Does the result come from looking at inner products, or is there a nice string of equalities to look at? Or is there a good way to show that $TT^*=I$?
On
You have shown that $P=T^{\star}T$ satisfies $P^{2}=I$. Let $x \in X$ be given, and define $y=x-Px$. Notice that $Py=Px-P^{2}x=Px-x=-y$. Therefore, $$ 0 \ge -\|y\|^{2}=(Py,y)=(T^{\star}Ty,y)=(Ty,Ty)=\|Ty\|^{2} \ge 0. $$ So $y=0$, which implies $x=Px$. This is true for all $x$. Thus $P=I$, which means $T^{\star}T=I$. So $T^{2}=I$ becomes $T^{\star}T^{2}=T^{\star}$ or $T=T^{\star}$.

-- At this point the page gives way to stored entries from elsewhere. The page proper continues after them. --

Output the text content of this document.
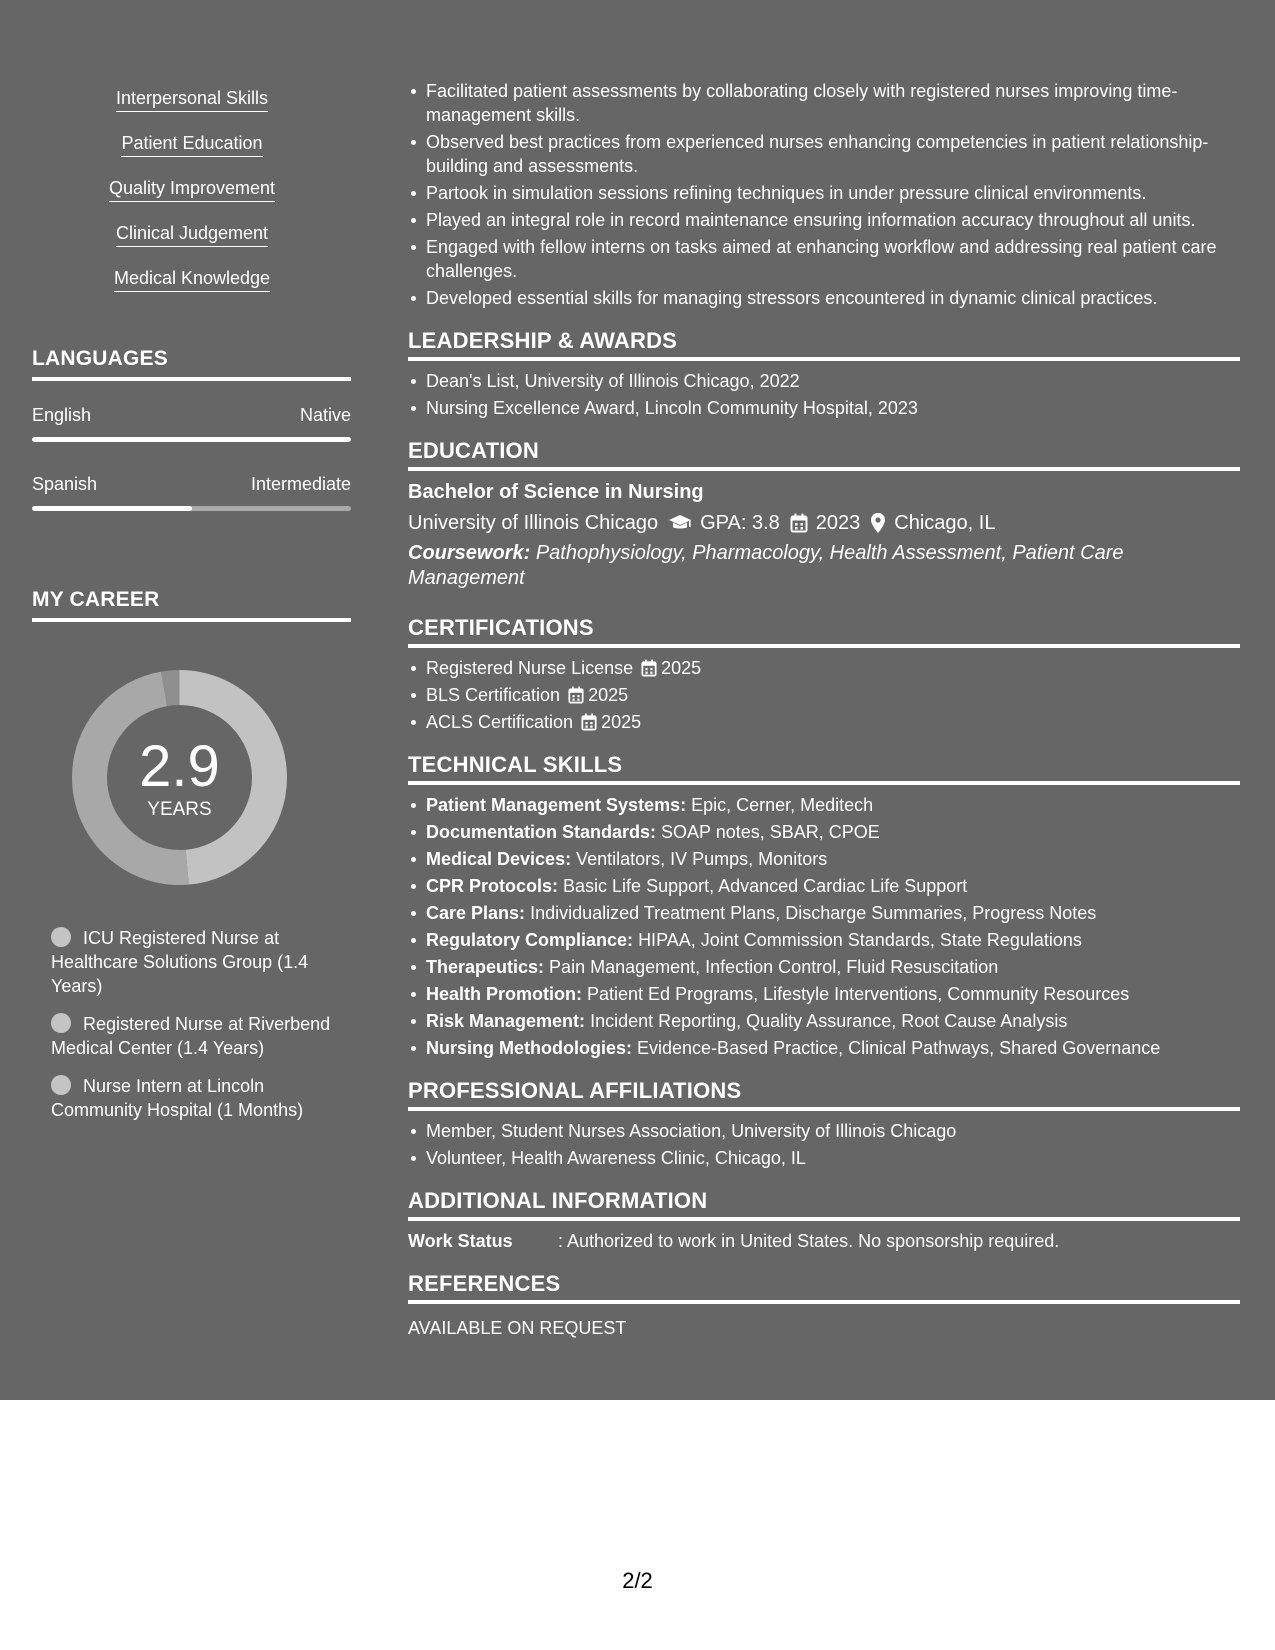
Interpersonal Skills
Patient Education
Quality Improvement
Clinical Judgement
Medical Knowledge
LANGUAGES
English	Native
Spanish	Intermediate
MY CAREER
2.9
YEARS
ICU Registered Nurse at Healthcare Solutions Group (1.4 Years)
Registered Nurse at Riverbend Medical Center (1.4 Years)
Nurse Intern at Lincoln Community Hospital (1 Months)
Facilitated patient assessments by collaborating closely with registered nurses improving time-management skills.
Observed best practices from experienced nurses enhancing competencies in patient relationship-building and assessments.
Partook in simulation sessions refining techniques in under pressure clinical environments.
Played an integral role in record maintenance ensuring information accuracy throughout all units.
Engaged with fellow interns on tasks aimed at enhancing workflow and addressing real patient care challenges.
Developed essential skills for managing stressors encountered in dynamic clinical practices.
LEADERSHIP & AWARDS
Dean's List, University of Illinois Chicago, 2022
Nursing Excellence Award, Lincoln Community Hospital, 2023
EDUCATION
Bachelor of Science in Nursing
University of Illinois Chicago GPA: 3.8 2023 Chicago, IL
Coursework: Pathophysiology, Pharmacology, Health Assessment, Patient Care Management
CERTIFICATIONS
Registered Nurse License 2025
BLS Certification 2025
ACLS Certification 2025
TECHNICAL SKILLS
Patient Management Systems: Epic, Cerner, Meditech
Documentation Standards: SOAP notes, SBAR, CPOE
Medical Devices: Ventilators, IV Pumps, Monitors
CPR Protocols: Basic Life Support, Advanced Cardiac Life Support
Care Plans: Individualized Treatment Plans, Discharge Summaries, Progress Notes
Regulatory Compliance: HIPAA, Joint Commission Standards, State Regulations
Therapeutics: Pain Management, Infection Control, Fluid Resuscitation
Health Promotion: Patient Ed Programs, Lifestyle Interventions, Community Resources
Risk Management: Incident Reporting, Quality Assurance, Root Cause Analysis
Nursing Methodologies: Evidence-Based Practice, Clinical Pathways, Shared Governance
PROFESSIONAL AFFILIATIONS
Member, Student Nurses Association, University of Illinois Chicago
Volunteer, Health Awareness Clinic, Chicago, IL
ADDITIONAL INFORMATION
Work Status	: Authorized to work in United States. No sponsorship required.
REFERENCES
AVAILABLE ON REQUEST
2/2
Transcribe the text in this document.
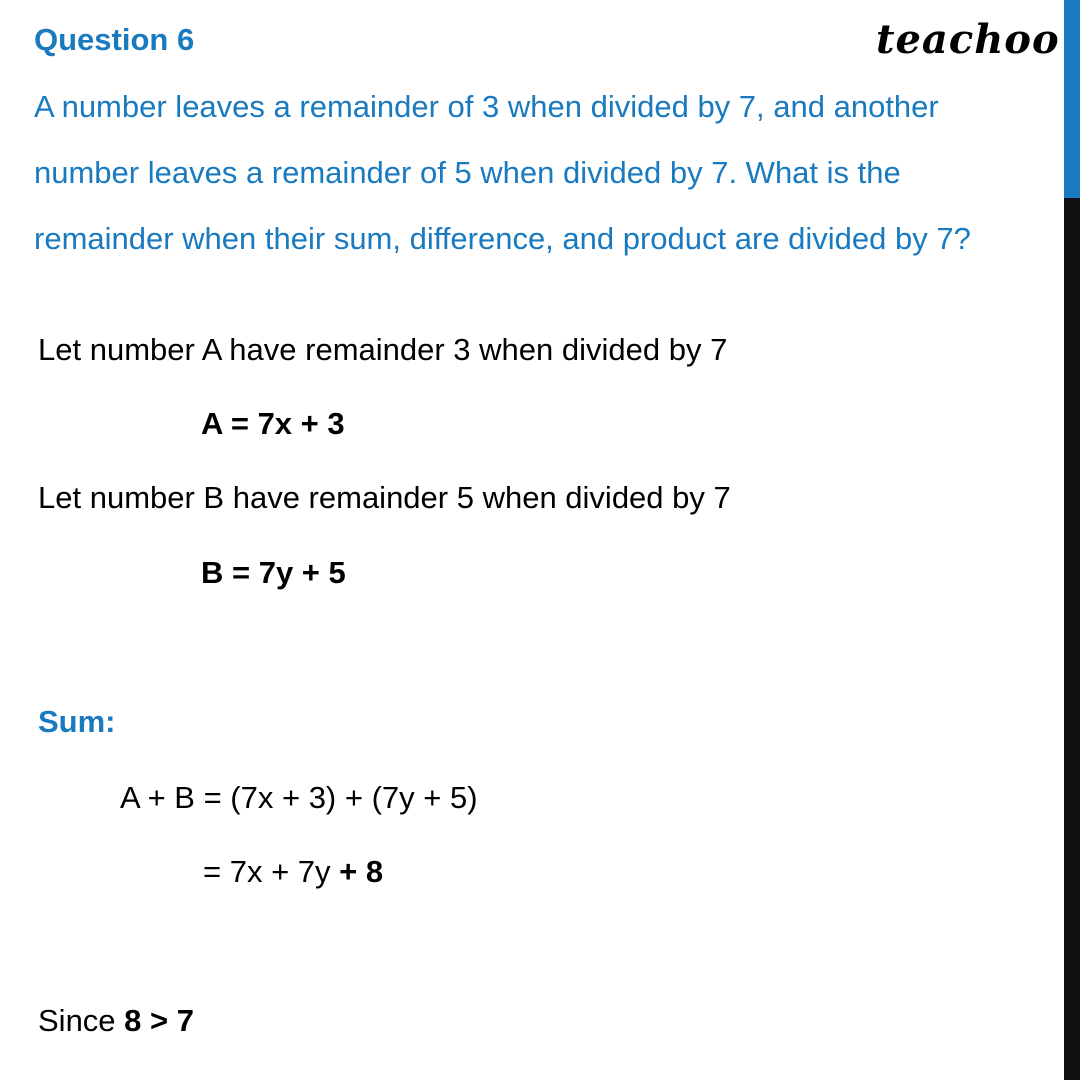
Question 6	teachoo
A number leaves a remainder of 3 when divided by 7, and another
number leaves a remainder of 5 when divided by 7. What is the
remainder when their sum, difference, and product are divided by 7?
Let number A have remainder 3 when divided by 7
A = 7x + 3
Let number B have remainder 5 when divided by 7
B = 7y + 5
Sum:
A + B = (7x + 3) + (7y + 5)
= 7x + 7y + 8
Since 8 > 7
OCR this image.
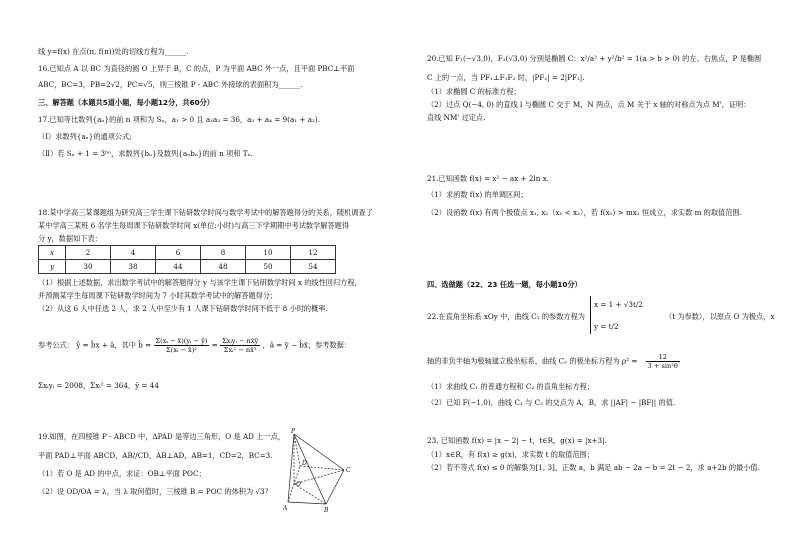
线 y=f(x) 在点(π, f(π))处的切线方程为______.
16.已知点 A 以 BC 为直径的圆 O 上异于 B，C 的点，P 为平面 ABC 外一点，且平面 PBC⊥平面
ABC，BC=3，PB=2√2，PC=√5，则三棱锥 P - ABC 外接球的表面积为______.
三、解答题（本题共5道小题，每小题12分，共60分）
17.已知等比数列{aₙ}的前 n 项和为 Sₙ，a₁ > 0 且 a₁a₃ = 36，a₃ + a₄ = 9(a₁ + a₂).
（Ⅰ）求数列{aₙ}的通项公式;
（Ⅱ）若 Sₙ + 1 = 3ᵇⁿ，求数列{bₙ}及数列{aₙbₙ}的前 n 项和 Tₙ.
18.某中学高三某课题组为研究高三学生课下钻研数学时间与数学考试中的解答题得分的关系，随机调查了
某中学高三某班 6 名学生每周课下钻研数学时间 x(单位:小时)与高三下学期期中考试数学解答题得
分 y，数据如下表：
x	2	4	6	8	10	12
y	30	38	44	48	50	54
（1）根据上述数据，求出数学考试中的解答题得分 y 与该学生课下钻研数学时间 x 的线性回归方程，
并预测某学生每周课下钻研数学时间为 7 小时其数学考试中的解答题得分；
（2）从这 6 人中任选 2 人，求 2 人中至少有 1 人课下钻研数学时间不低于 8 小时的概率.
参考公式： ŷ = b̂x + â，其中 b̂ = $\frac{\text{Σ(xᵢ − x̄)(yᵢ − ȳ)}}{\text{Σ(xᵢ − x̄)²}} = \frac{\text{Σxᵢyᵢ − nx̄ȳ}}{\text{Σxᵢ² − nx̄²}}$ ，â = ȳ − b̂x̄；参考数据：
Σxᵢyᵢ = 2008，Σxᵢ² = 364，ȳ = 44
19.如图，在四棱锥 P - ABCD 中，ΔPAD 是等边三角形，O 是 AD 上一点，
平面 PAD⊥平面 ABCD，AB//CD，AB⊥AD，AB=1，CD=2，BC=3.
（1）若 O 是 AD 的中点，求证：OB⊥平面 POC；
（2）设 OD/OA = λ，当 λ 取何值时，三棱锥 B = POC 的体积为 √3？
P
D
C
O
A	B
20.已知 F₁(−√3,0)，F₂(√3,0) 分别是椭圆 C：x²/a² + y²/b² = 1(a > b > 0) 的左、右焦点，P 是椭圆
C 上的一点，当 PF₁⊥F₁F₂ 时，|PF₂| = 2|PF₁|.
（1）求椭圆 C 的标准方程；
（2）过点 Q(−4, 0) 的直线 l 与椭圆 C 交于 M，N 两点，点 M 关于 x 轴的对称点为点 M'，证明：
直线 NM' 过定点.
21.已知函数 f(x) = x² − ax + 2ln x.
（1）求函数 f(x) 的单调区间；
（2）设函数 f(x) 有两个极值点 x₁, x₂（x₁ < x₂），若 f(x₁) > mx₂ 恒成立，求实数 m 的取值范围.
四、选做题（22、23 任选一题，每小题10分）
22.在直角坐标系 xOy 中，曲线 C₁ 的参数方程为
x = 1 + √3t/2
y = t/2
（t 为参数），以原点 O 为极点，x
轴的非负半轴为极轴建立极坐标系，曲线 C₂ 的极坐标方程为 $\rho^2 = \frac{12}{\text{3 + sin²θ}}$
（1）求曲线 C₁ 的普通方程和 C₂ 的直角坐标方程；
（2）已知 F(−1,0)，曲线 C₁ 与 C₂ 的交点为 A，B，求 ||AF| − |BF|| 的值.
23. 已知函数 f(x) = |x − 2| − t，t∈R，g(x) = |x+3|.
（1）x∈R，有 f(x) ≥ g(x)，求实数 t 的取值范围；
（2）若不等式 f(x) ≤ 0 的解集为[1, 3]，正数 a，b 满足 ab − 2a − b = 2t − 2，求 a+2b 的最小值.
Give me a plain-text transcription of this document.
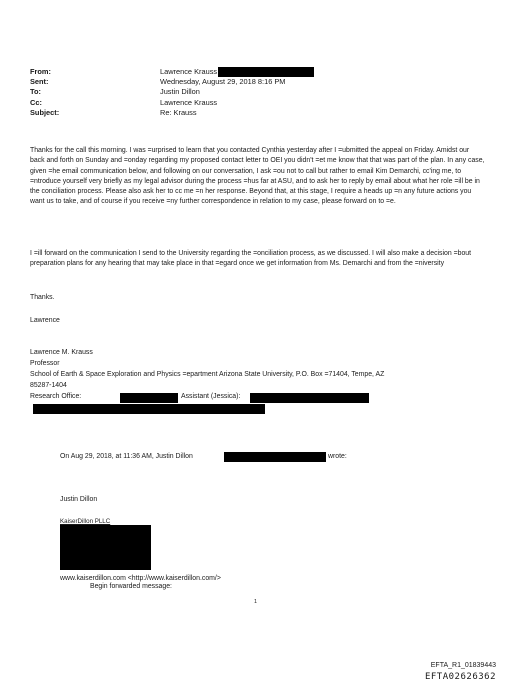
From:	Lawrence Krauss
Sent:	Wednesday, August 29, 2018 8:16 PM
To:	Justin Dillon
Cc:	Lawrence Krauss
Subject:	Re: Krauss
Thanks for the call this morning. I was =urprised to learn that you contacted Cynthia yesterday after I =ubmitted the appeal on Friday. Amidst our back and forth on Sunday and =onday regarding my proposed contact letter to OEI you didn't =et me know that that was part of the plan. In any case, given =he email communication below, and following on our conversation, I ask =ou not to call but rather to email Kim Demarchi, cc'ing me, to =ntroduce yourself very briefly as my legal advisor during the process =hus far at ASU, and to ask her to reply by email about what her role =ill be in the conciliation process. Please also ask her to cc me =n her response. Beyond that, at this stage, I require a heads up =n any future actions you want us to take, and of course if you receive =ny further correspondence in relation to my case, please forward on to =e.
I =ill forward on the communication I send to the University regarding the =onciliation process, as we discussed. I will also make a decision =bout preparation plans for any hearing that may take place in that =egard once we get information from Ms. Demarchi and from the =niversity
Thanks.
Lawrence
Lawrence M. Krauss
Professor
School of Earth & Space Exploration and Physics =epartment Arizona State University, P.O. Box =71404, Tempe, AZ
85287-1404
Research Office:	Assistant (Jessica):
On Aug 29, 2018, at 11:36 AM, Justin Dillon	wrote:
Justin Dillon
KaiserDillon PLLC
www.kaiserdillon.com <http://www.kaiserdillon.com/>
Begin forwarded message:
1
EFTA_R1_01839443
EFTA02626362
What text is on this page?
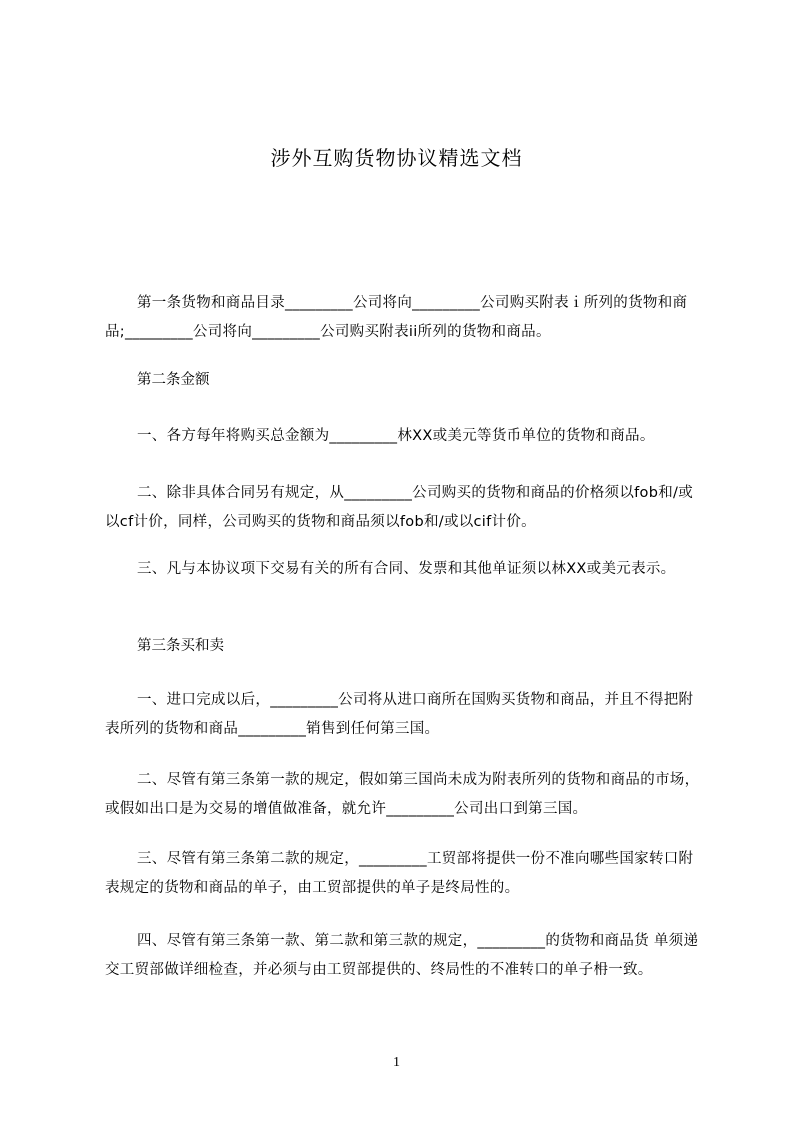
涉外互购货物协议精选文档
第一条货物和商品目录_________公司将向_________公司购买附表ｉ所列的货物和商品;_________公司将向_________公司购买附表ii所列的货物和商品。
第二条金额
一、各方每年将购买总金额为_________林XX或美元等货币单位的货物和商品。
二、除非具体合同另有规定，从_________公司购买的货物和商品的价格须以fob和/或以cf计价，同样，公司购买的货物和商品须以fob和/或以cif计价。
三、凡与本协议项下交易有关的所有合同、发票和其他单证须以林XX或美元表示。
第三条买和卖
一、进口完成以后，_________公司将从进口商所在国购买货物和商品，并且不得把附表所列的货物和商品_________销售到任何第三国。
二、尽管有第三条第一款的规定，假如第三国尚未成为附表所列的货物和商品的市场，或假如出口是为交易的增值做准备，就允许_________公司出口到第三国。
三、尽管有第三条第二款的规定，_________工贸部将提供一份不准向哪些国家转口附表规定的货物和商品的单子，由工贸部提供的单子是终局性的。
四、尽管有第三条第一款、第二款和第三款的规定，_________的货物和商品货 单须递交工贸部做详细检查，并必须与由工贸部提供的、终局性的不准转口的单子枏一致。
1
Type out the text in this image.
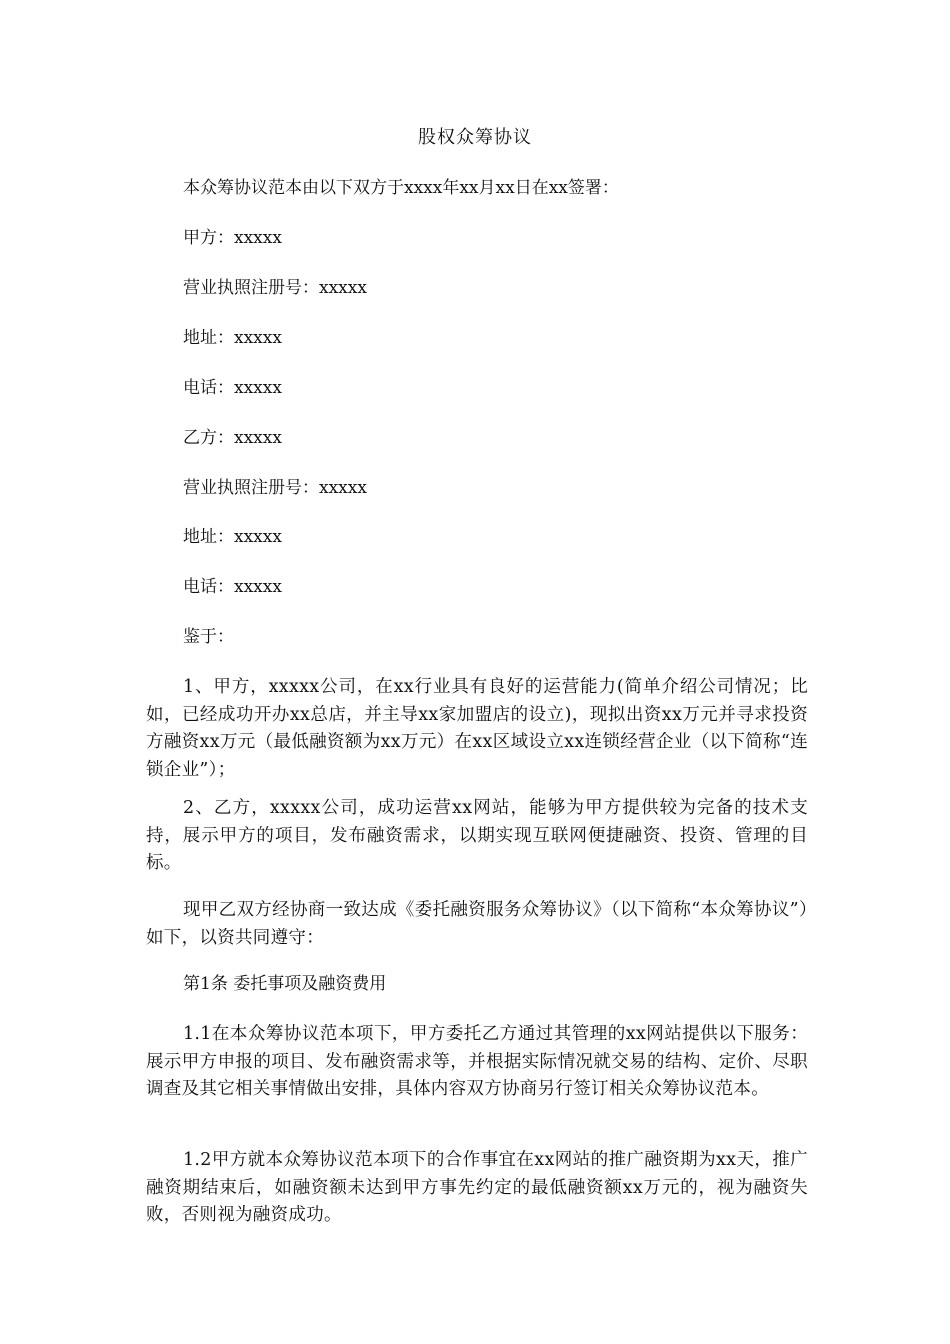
股权众筹协议
本众筹协议范本由以下双方于xxxx年xx月xx日在xx签署：
甲方：xxxxx
营业执照注册号：xxxxx
地址：xxxxx
电话：xxxxx
乙方：xxxxx
营业执照注册号：xxxxx
地址：xxxxx
电话：xxxxx
鉴于：
1、甲方，xxxxx公司，在xx行业具有良好的运营能力(简单介绍公司情况；比如，已经成功开办xx总店，并主导xx家加盟店的设立)，现拟出资xx万元并寻求投资方融资xx万元（最低融资额为xx万元）在xx区域设立xx连锁经营企业（以下简称“连锁企业”）；
2、乙方，xxxxx公司，成功运营xx网站，能够为甲方提供较为完备的技术支持，展示甲方的项目，发布融资需求，以期实现互联网便捷融资、投资、管理的目标。
现甲乙双方经协商一致达成《委托融资服务众筹协议》（以下简称“本众筹协议”）如下，以资共同遵守：
第1条 委托事项及融资费用
1.1在本众筹协议范本项下，甲方委托乙方通过其管理的xx网站提供以下服务：展示甲方申报的项目、发布融资需求等，并根据实际情况就交易的结构、定价、尽职调查及其它相关事情做出安排，具体内容双方协商另行签订相关众筹协议范本。
1.2甲方就本众筹协议范本项下的合作事宜在xx网站的推广融资期为xx天，推广融资期结束后，如融资额未达到甲方事先约定的最低融资额xx万元的，视为融资失败，否则视为融资成功。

It suffices to show that $\|(T-T^*)x\|=0$, for all $x\in H$. We have \begin{align} \|(T-T^*)x\|^2&= \langle (T-T^*)x,(T-T^*)x\rangle \\& =\langle Tx,(T-T^*)x\rangle-\langle T^*x,(T-T^*)x\rangle\\&= \langle x,T^*(T-T^*)x\rangle-\langle x,T(T-T^*)x\rangle \\&=\langle x,T^*Tx-x\rangle- \langle x,x-TT^*x\rangle=2\|Tx\|^2-2\|x\|^2. \end{align} Hence $\|Tx\|\ge \|x\|$ for all $x$, and if $\|Tx\|= \|x\|$, then $Tx=T^*x$.
On the other hand \begin{align} \|(I-TT^*)x\|^2&= \langle (I-TT^*)x,(I-TT^*)x\rangle \\& =\langle x,(I-TT^*)x\rangle-\langle TT^*x,(I-TT^*)x\rangle\\ &=\|x\|^2-2\langle x,TT^*x\rangle+\langle TT^*x,TT^*x\rangle\\ &=\|x\|^2-2\langle x,T^*Tx\rangle+\langle T^*Tx,TT^*x\rangle\\ &=\|x\|^2-2\langle Tx,Tx\rangle+\langle Tx,TTT^*x\rangle\\ &=\|x\|^2-2\langle Tx,Tx\rangle+\langle Tx,T^*x\rangle\\ &=\|x\|^2-2\langle Tx,Tx\rangle+\langle TTx,x\rangle\\ &=2\|x\|^2-2\langle Tx,Tx\rangle. \end{align} Hence $\|x\|\ge\|Tx\|$, for all $x$, and thus $\|Tx\|=\|x\|$, for all $x$, which implies that $T=T^*$.